Two other comments.  The last point Ernst makes is not really a bad issue,
because bitboards do one nice thing on 32 bit machines... they provide two
very independent parallel instruction streams (upper 32 bits and lower 32 bits)
that keep dual pipe machines very happily chewing instructions, while other
programs have lots of places where one pipe is idle due to data dependencies.

Second, as I have said many times in the past, Crafty is not particularly
written to be as fast as humanly possible.  I am following the software
engineering practice of 'design for change'.  I try to write code that is easy
for me to understand, and easy for me to modify later.  Some things have been
hacked on, because they are "finished."  Other things are left written in a
clear style since they are not finished.

Most of Vincent's points come from not having tried bitboards for any length of
time.  It takes time and experience with them to make them 'natural'.  After
doing this for going on 5 years now, I'd say that there is nothing that can't
be done in _either_ (offset or bitboard) approach.  But without bitboard
experience, some things might be difficult or confusing.

Vincent mentions the And(x,y) stuff in crafty as being "necessary."  That is
wrong.  long long/__int64 can do a|b where a and b or 64 bit 'things'.  I use
the Macros (not functions, vincent, but macros) because older Macintosh machines
didn't have 64 bit stuff and we _had_ to use functions to compile there.  I am
slowly removing them since the macs now have 64 bit support.  But it was done
not out of necessity on MSVC/GCC, but because of a demand for a Macintosh port.

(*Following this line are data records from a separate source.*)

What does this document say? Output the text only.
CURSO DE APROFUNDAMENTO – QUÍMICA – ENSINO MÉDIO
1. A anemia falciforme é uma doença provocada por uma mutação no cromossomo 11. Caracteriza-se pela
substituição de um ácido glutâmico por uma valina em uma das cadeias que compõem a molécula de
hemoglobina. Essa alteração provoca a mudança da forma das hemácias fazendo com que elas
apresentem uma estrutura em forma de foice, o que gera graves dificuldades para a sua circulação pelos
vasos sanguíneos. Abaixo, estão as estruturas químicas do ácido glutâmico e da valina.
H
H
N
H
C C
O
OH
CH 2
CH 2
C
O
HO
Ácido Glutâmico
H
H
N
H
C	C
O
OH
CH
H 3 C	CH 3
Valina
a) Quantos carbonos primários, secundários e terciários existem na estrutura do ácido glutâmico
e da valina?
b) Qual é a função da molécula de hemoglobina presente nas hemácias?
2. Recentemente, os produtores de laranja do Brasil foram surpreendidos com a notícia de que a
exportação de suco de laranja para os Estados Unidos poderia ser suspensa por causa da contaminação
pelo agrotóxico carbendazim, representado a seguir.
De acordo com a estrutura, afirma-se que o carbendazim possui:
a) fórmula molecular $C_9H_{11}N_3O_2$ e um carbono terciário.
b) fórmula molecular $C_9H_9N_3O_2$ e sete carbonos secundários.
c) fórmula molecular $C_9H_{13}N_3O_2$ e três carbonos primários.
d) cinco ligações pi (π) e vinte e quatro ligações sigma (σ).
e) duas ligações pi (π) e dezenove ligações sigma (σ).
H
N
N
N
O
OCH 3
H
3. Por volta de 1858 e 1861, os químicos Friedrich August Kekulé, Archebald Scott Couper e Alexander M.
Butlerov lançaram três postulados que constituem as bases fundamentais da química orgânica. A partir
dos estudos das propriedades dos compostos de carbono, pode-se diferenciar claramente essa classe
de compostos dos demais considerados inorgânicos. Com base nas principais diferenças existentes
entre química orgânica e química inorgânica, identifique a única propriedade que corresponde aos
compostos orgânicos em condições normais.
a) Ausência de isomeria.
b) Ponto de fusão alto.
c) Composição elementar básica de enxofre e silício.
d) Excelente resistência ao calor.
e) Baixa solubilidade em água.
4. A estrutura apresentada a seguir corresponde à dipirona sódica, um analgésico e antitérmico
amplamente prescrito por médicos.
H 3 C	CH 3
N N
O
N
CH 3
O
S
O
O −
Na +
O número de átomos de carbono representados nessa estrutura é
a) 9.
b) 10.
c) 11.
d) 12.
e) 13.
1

The only point I'd agree on is that bitboards are harder to get started with,
because the 'bit-parallel' way of thinking takes some getting used to.  But
once you pass that hurdle, bitboards are _not_ a handicap.  If you remember
nothing else, remember this:  "bitboards are an alternative data structure,
and nothing more or less.  they are _not_ an alternative approach to writing
a chess program.  They can do no more, nor no less than the offset approach.
And on 64 bit architectures, their information density is better than an offset
program making them probably perform better."